Un groupe d'astronomes tire une fois de plus la sonnette d'alarme, avec des mesures de la nouvelle constellation de satellites de connectivité internet chinoise Qianfan. Dans le monde, l'observation de l'Univers perd doucement pied face aux industriels, qui n'ont pas d'incitation à être de bons élèves.

Le télescope radioastronomique SKA © SKA field telescope
Le télescope radioastronomique SKA © SKA field telescope

On l'oublie parfois face aux clichés des télescopes spatiaux, mais la majorité des observations de l'Univers, des détections d'exoplanètes, d'astéroïdes ou comètes ont lieu depuis la Terre. Et plus le sujet d'étude est lointain, plus le temps d'exposition est long, plus le nombre de perturbations possibles est important.

Depuis 2019 et les premiers déploiements de Starlink, associations, chercheurs et instituts préviennent : leur discipline est lentement en train de changer pour toujours, et ils n'ont aucun moyen d'action concret face aux industriels. Certains, comme SpaceX, ont mis en place des programmes particuliers, et Starlink par exemple, pour une constellation de plus de 6 000 satellites actifs, agit pour qu'ils soient moins visibles.

Ces efforts sont toutefois parfois limités : la dernière génération de satellites Starlink émet trop d'ondes radio, masquant pour certains télescopes (comme le LOFAR européen, Low Frequency Array) des sources du ciel profond. Mais surtout, les astronomes ne sont pas au bout de leurs peines.

Faire avec l'essor chinois

Le dernier groupe de chercheurs en date à rapporter des mesures alarmantes est issu de l'IAU (International Astronomical Union). Fin septembre, ils ont soumis un nouvel article scientifique accompagné de mesures de luminosité des 18 premières unités de la constellation chinoise Qianfan.
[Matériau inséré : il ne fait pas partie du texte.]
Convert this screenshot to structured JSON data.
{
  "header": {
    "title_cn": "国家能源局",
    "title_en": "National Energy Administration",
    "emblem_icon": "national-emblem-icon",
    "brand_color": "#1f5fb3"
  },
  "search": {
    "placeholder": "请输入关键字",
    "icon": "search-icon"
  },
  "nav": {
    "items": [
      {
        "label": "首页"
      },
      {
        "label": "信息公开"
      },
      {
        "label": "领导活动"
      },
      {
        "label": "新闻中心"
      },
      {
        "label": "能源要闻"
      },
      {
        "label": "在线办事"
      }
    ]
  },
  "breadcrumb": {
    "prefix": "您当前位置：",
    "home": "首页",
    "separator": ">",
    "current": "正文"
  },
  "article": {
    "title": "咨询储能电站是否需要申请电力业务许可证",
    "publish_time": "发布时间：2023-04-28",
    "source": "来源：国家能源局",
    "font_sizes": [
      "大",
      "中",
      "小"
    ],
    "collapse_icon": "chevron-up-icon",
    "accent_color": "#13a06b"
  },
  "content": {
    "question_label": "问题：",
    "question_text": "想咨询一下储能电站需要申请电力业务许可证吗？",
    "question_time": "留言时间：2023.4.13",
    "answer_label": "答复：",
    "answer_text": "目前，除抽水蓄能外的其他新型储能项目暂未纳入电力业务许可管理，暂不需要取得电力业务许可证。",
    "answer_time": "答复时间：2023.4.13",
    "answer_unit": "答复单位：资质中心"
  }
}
Envoyés en orbite au mois d'août dernier, ces satellites sont les précurseurs d'une future grande constellation nationale qui aura le même type de performances de connectivité que Starlink, avec un nombre prévu de 14 000 unités environ.

Visibles à l'œil nu et très réflectifs, ces satellites disposent apparemment d'une grande antenne et d'un large panneau solaire. Problème, les astronomes et instituts n'ont pas de « guichet » où ils pourraient engager des discussions, ils en sont réduits à publier leurs résultats et à attendre d'éventuelles discussions avec la Shanghai Spacecom Satellite Technology ou avec l'État chinois pour faire bouger les choses.

L'antenne de 64 m² du prototype de satellite BlueWalker3 d'AST Spacemobile © AST Spacemobile
L'antenne de 64 m² du prototype de satellite BlueWalker3 d'AST Spacemobile © AST Spacemobile

Et si ce n'était que le début ?

Ces situations sont amenées à se reproduire très fréquemment dans les années à venir, et les perturbations des observations vont se multiplier. Un autre projet très critiqué, celui d'AST SpaceMobile et ses larges antennes de 64 m2 sur ses satellites pour faire office de points d'accès de connectivité directement avec les smartphones, prend actuellement de l'ampleur. Les 5 premiers satellites de la constellation sont arrivés en orbite en septembre.

La constellation Kuiper d'Amazon est dans les starting-blocks. Et d'autres constellations vont suivre. Audibles ou non, les chercheurs et leurs instruments sur Terre n'ont pour le moment aucun moyen concret de demander, et encore moins d'imposer, un quelconque contrôle sur la pollution visuelle ou électronique causée par ces satellites.